The boy gave her a scathing look then focussed his eyes way beyond the others — who were all now standing with the dog, and the yukka, in a huddle, outside the small hotel — and over towards Wesley. On the horizon.

‘Do you know where he’s going?’ Jo asked softly.

Patty stopped in his tracks. Jo stopped shortly after him.

‘Of course I know where he’s going. He’s walking the island. He’s done it every day since he was here. Don’t you know anything?’

‘Course I do,’ she defended herself, staunchly, slightly hurt by his savagery, ‘it’s just that I know different things, that’s all.’

The boy shrugged, ‘If you want my opinion, I think he’s losing it.

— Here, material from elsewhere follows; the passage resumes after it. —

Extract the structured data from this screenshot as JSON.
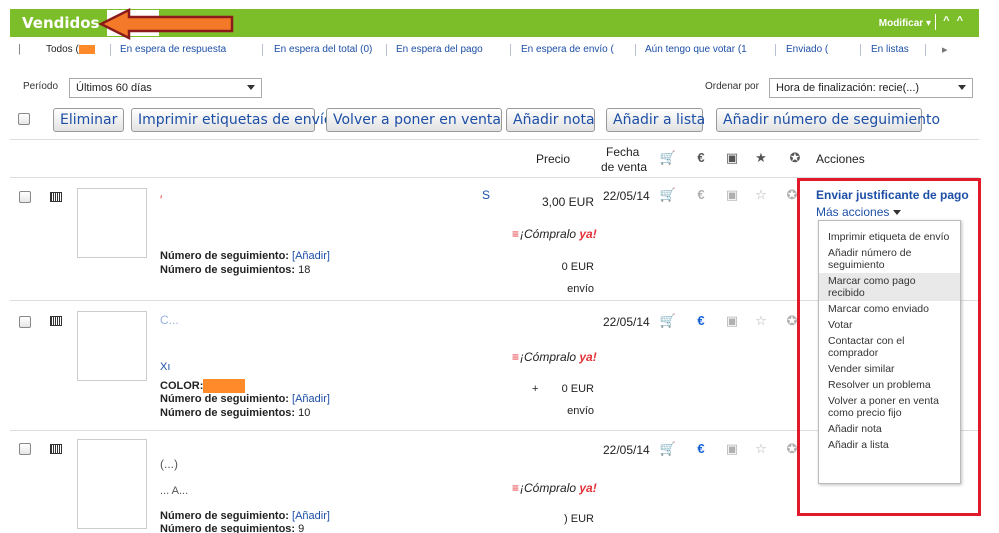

Doing the same stupid walk every day. He’s taking the piss out of everybody.’

Jo cut to the chase.

‘If I give you a fiver will you let me take a peek at that piece of paper you took earlier?’

The boy sneered. ‘Are you kidding me?’ He was grossly self-righteous, ‘I don’t want your fucking money.’

His jaw, she noticed, was sharp as cut tin. His eyes were a cold grey. The colour of black ice on a fast road. He really was too thin.

‘I already turned down that other bugger, and he offered me a hell of a lot more than five.’ He pointed up ahead of him.